Having a misclassified employee can also be problematic when it comes to workplace safety liability, said De Grâce.

If a worker has an accident and doesn’t have worker’s compensation coverage because she was considered a contract employee, but was later determined to be full-time, then the company could be liable for disability claims.

The employer opens itself up to litigation, said De Grâce.

Mistakes can be costly, which is one of the reasons Nassar advises asking legal counsel for guidance if employers are unsure of what type of relationship they have with a worker.

“Employers should make sure that independent contractors are actually operating independently and should seek legal advice if they have any concerns about the arrangement,” she said.

De Grâce suggests payroll professionals arm themselves with the CPA’s guidelines for determining an employee’s status or the CRA’s guide RC4110 Employee or Self-employed? when they go to an employer to challenge what a worker’s status may be.

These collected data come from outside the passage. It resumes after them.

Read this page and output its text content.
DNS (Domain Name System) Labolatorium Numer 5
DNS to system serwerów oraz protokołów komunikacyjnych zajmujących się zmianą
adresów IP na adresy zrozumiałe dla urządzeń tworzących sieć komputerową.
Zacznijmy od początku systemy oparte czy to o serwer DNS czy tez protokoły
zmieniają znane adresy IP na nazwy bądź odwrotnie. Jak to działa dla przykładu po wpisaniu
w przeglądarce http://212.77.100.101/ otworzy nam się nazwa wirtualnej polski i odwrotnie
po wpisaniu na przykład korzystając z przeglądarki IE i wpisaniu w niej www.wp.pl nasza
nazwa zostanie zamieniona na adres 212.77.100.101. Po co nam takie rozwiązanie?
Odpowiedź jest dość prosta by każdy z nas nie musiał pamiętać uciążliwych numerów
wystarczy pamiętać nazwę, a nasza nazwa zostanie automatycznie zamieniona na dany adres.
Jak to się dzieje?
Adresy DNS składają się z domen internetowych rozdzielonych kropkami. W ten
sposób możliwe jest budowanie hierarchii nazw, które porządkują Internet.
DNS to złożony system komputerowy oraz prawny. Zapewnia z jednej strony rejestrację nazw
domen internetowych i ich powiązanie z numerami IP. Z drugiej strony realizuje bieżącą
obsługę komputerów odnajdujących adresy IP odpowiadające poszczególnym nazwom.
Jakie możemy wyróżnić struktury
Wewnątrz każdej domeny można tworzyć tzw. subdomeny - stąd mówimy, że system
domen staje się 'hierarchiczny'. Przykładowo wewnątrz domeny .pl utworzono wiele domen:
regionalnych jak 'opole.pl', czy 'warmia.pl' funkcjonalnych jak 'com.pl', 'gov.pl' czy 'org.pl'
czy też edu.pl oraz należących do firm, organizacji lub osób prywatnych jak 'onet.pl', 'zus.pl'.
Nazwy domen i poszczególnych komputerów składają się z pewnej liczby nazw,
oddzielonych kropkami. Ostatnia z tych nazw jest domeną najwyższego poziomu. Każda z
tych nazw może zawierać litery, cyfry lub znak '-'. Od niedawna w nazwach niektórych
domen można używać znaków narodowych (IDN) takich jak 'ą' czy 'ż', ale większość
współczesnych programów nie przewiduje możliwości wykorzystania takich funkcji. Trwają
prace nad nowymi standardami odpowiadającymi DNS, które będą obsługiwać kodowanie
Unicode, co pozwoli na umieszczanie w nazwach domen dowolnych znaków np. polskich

“Oftentimes the powers that be may challenge the payroll professional saying, ‘No you don’t have the correct facts,’ or, ‘Trust us we know what we’re doing,’ and so this way payroll can really arm themselves with the actual interpretation of the income tax act,” she said.

If a payroll professional fails to properly classify an employee, she isn’t likely to be held personally responsible by the CRA.

“I would not think that an employee could be held personally liable for the company’s contractual relationships,” said Nassar. “However, if a payroll or HR professional is responsible for making deductions or ensuring that contracts are properly characterized, he or she might be held responsible for any mistakes by the employer. If an error is discovered, it is always a good idea to bring it to the employer’s attention.”

In general, it usually is the company’s responsibility, said De Grâce.

“Is the payroll professional ever held personally liable? Not according to the CRA, not according to actual government liabilities,” she said.

The CPA does have a code of conduct and it expects its members to promote the law and be compliant, said De Grâce.

“Worst-case scenario, you could lose your designation,” she said.